When the protracted controversy between Spain and Portugal, about the boundaries of their respective possessions in South America, reached an adjustment, it furnished an occasion for testing the obedience of the Jesuits to royal authority. The two Governments, after the usual delay in such matters, came to an amicable understanding, and arranged the boundaries to their mutual satisfaction. It placed a portion of the Jesuit missions under the jurisdiction of the Portuguese, which they had supposed to belong to Spain. The Jesuits refused to submit to this, and inaugurated the necessary measures to resist it, being determined, if they could prevent it, not to submit to the dominion of Portugal. Their preference for Spain was because of the fact that the king of that country was more favorably inclined to them than the Portuguese king. But the history of the controversy justifies the belief that they would not even have submitted to the former unresistingly, inasmuch as it had undoubtedly become their fixed purpose to retain the independence they had long labored to establish, by maintaining their theocratic form of government. They had been so accustomed to autocratic rule over the natives, that they could not become reconciled to the idea of surrendering it to any earthly power. In this instance, however, they encountered an adversary of whose courage and capacity they had not the least conception, and whom they found, in a brief period, capable of inflicting a death-blow upon the society. This was Sebastian Cavalho, Marquis of Pombal, who was the chief counselor of the Portuguese king.

Cavalho—better known as Pombal—and the King of Portugal, were both faithful members of the Roman Church, and conducted the Government in obedience to its requirements. But neither of them was disposed to submit to the dictation of the Jesuits of Paraguay with regard to the question of boundary—which was entirely political—or submit to their rebellion against legitimate authority. Such a question did not admit of compromise or equivocation. It presented a vital issue they could neither avoid nor postpone, without endangering the Government and forfeiting their own self-respect. Consequently, they inaugurated prompt and energetic measures to suppress the threatened insurrection of the Jesuits before it should be permitted to ripen into open and armed resistance. From that time forward the controversy constantly increased in violence. The intense hatred of Pombal by the Jesuits has colored their opinions to such an extent that they deny to him either talents or merit, and, inasmuch as they charge all the ensuing results to him, he is pictured by them more as a monster of iniquity than as a statesman of acknowledged ability. All this, however, should count for nothing in deciding the real merits of the controversy. The whole matter is resolved into this simple proposition—that it was the duty of the Government to vindicate and maintain its own authority in the face of Jesuit opposition. It had nothing to do with the Church, nor the Church with it. It did not involve any question of faith, but was confined solely and entirely to secular and temporal affairs. And if, under these circumstances, Pombal had quietly permitted the Jesuits to defy the Government and consummate their object by successful rebellion against its authority, he would have won from Jesuit pens the brightest and most glowing praise, but his name would have gone into history as the betrayer of his country.
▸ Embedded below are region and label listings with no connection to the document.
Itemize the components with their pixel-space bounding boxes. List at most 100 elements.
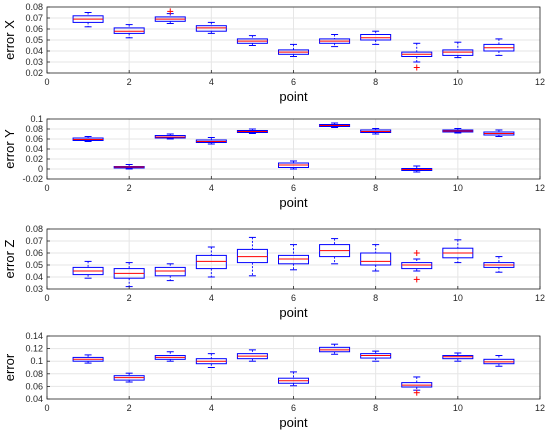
x-tick-label: 8 xyxy=(373,183,378,193)
x-tick-label: 0 xyxy=(44,293,49,303)
x-axis-label: point xyxy=(279,415,308,430)
box-point-8 xyxy=(360,244,392,272)
box xyxy=(195,254,227,270)
y-tick-label: 0.14 xyxy=(25,331,43,341)
box-point-10 xyxy=(442,352,474,362)
box-point-5 xyxy=(236,236,268,277)
x-tick-label: 4 xyxy=(209,293,214,303)
box-point-11 xyxy=(483,129,515,137)
y-axis-label: error Y xyxy=(2,129,17,169)
outlier-marker xyxy=(167,8,174,15)
box-point-7 xyxy=(319,343,351,355)
x-tick-label: 0 xyxy=(44,183,49,193)
box-point-1 xyxy=(72,260,104,279)
x-tick-label: 4 xyxy=(209,403,214,413)
x-tick-label: 8 xyxy=(373,403,378,413)
y-tick-label: 0.07 xyxy=(25,236,43,246)
y-tick-label: 0.06 xyxy=(25,248,43,258)
x-tick-label: 2 xyxy=(127,293,132,303)
x-tick-label: 12 xyxy=(535,293,545,303)
y-tick-label: 0.05 xyxy=(25,35,43,45)
x-tick-label: 0 xyxy=(44,77,49,87)
box-point-10 xyxy=(442,41,474,59)
y-tick-label: 0.03 xyxy=(25,57,43,67)
box xyxy=(195,25,227,32)
y-tick-label: 0.05 xyxy=(25,260,43,270)
box-point-8 xyxy=(360,128,392,135)
outlier-marker xyxy=(413,64,420,71)
box-point-2 xyxy=(113,164,145,170)
y-tick-label: 0.12 xyxy=(25,344,43,354)
x-tick-label: 6 xyxy=(291,183,296,193)
box-point-9 xyxy=(401,42,433,71)
y-tick-label: -0.02 xyxy=(22,174,43,184)
y-tick-label: 0.03 xyxy=(25,284,43,294)
y-tick-label: 0.06 xyxy=(25,134,43,144)
y-tick-label: 0.04 xyxy=(25,272,43,282)
x-tick-label: 4 xyxy=(209,77,214,87)
panel-4: 0 2 4 6 8 10 12 0.04 0.06 0.08 0.1 0.12 0.14 point err… xyxy=(2,331,545,430)
x-tick-label: 6 xyxy=(291,77,296,87)
box-point-11 xyxy=(483,38,515,56)
x-axis-label: point xyxy=(279,195,308,210)
x-tick-label: 10 xyxy=(453,403,463,413)
box xyxy=(360,34,392,41)
outlier-marker xyxy=(413,250,420,256)
y-tick-label: 0.08 xyxy=(25,124,43,134)
y-tick-label: 0.04 xyxy=(25,394,43,404)
y-tick-label: 0.06 xyxy=(25,381,43,391)
x-tick-label: 6 xyxy=(291,293,296,303)
y-tick-label: 0 xyxy=(38,164,43,174)
box-point-6 xyxy=(278,160,309,170)
x-tick-label: 2 xyxy=(127,403,132,413)
panel-3: 0 2 4 6 8 10 12 0.03 0.04 0.05 0.06 0.07 0.08 point er… xyxy=(2,224,545,320)
y-tick-label: 0.04 xyxy=(25,144,43,154)
x-tick-label: 12 xyxy=(535,77,545,87)
box-point-10 xyxy=(442,239,474,264)
box-point-10 xyxy=(442,128,474,134)
box-point-9 xyxy=(401,250,433,283)
x-tick-label: 2 xyxy=(127,77,132,87)
x-tick-label: 2 xyxy=(127,183,132,193)
box-point-1 xyxy=(72,354,104,364)
box-point-6 xyxy=(278,371,309,387)
box xyxy=(154,266,186,277)
x-tick-label: 10 xyxy=(453,183,463,193)
box xyxy=(401,262,433,270)
box xyxy=(236,248,268,264)
box-point-1 xyxy=(72,12,104,28)
box-point-11 xyxy=(483,355,515,367)
box xyxy=(113,27,145,34)
box-point-4 xyxy=(195,21,227,34)
y-tick-label: 0.1 xyxy=(30,114,43,124)
box-point-8 xyxy=(360,350,392,362)
box-point-11 xyxy=(483,256,515,273)
y-axis-label: error Z xyxy=(2,239,17,278)
x-tick-label: 8 xyxy=(373,77,378,87)
box-point-8 xyxy=(360,30,392,45)
box-point-5 xyxy=(236,128,268,134)
box-point-1 xyxy=(72,136,104,142)
box-point-7 xyxy=(319,238,351,265)
y-tick-label: 0.08 xyxy=(25,2,43,12)
box xyxy=(442,49,474,56)
box-point-2 xyxy=(113,262,145,288)
y-tick-label: 0.07 xyxy=(25,13,43,23)
box-point-3 xyxy=(154,263,186,282)
x-tick-label: 4 xyxy=(209,183,214,193)
x-tick-label: 12 xyxy=(535,403,545,413)
x-axis-label: point xyxy=(279,89,308,104)
box-point-6 xyxy=(278,43,309,57)
x-tick-label: 6 xyxy=(291,403,296,413)
box xyxy=(360,252,392,266)
y-tick-label: 0.08 xyxy=(25,369,43,379)
y-tick-label: 0.02 xyxy=(25,68,43,78)
panel-1: 0 2 4 6 8 10 12 0.020.030.040.050.060.070.08 poi… xyxy=(2,2,545,104)
y-tick-label: 0.02 xyxy=(25,154,43,164)
box-point-7 xyxy=(319,34,351,48)
y-tick-label: 0.08 xyxy=(25,224,43,234)
box-point-4 xyxy=(195,246,227,278)
outlier-marker xyxy=(413,389,420,396)
box-point-2 xyxy=(113,372,145,383)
With the foregoing facts impressed upon his mind, the reader will be prepared to appreciate the subsequent events which led to the expulsion of the Jesuits from all the Roman Catholic nations of Europe, and finally to the suppression and abolition of the society, as the only means of defense against its exactions and enormities.

FOOTNOTES:

[93] The Suppression of the Society of Jesus in the Portuguese Dominions. By the Rev. Alfred Weld, "of the Society of Jesus." London, 1877. Page 24.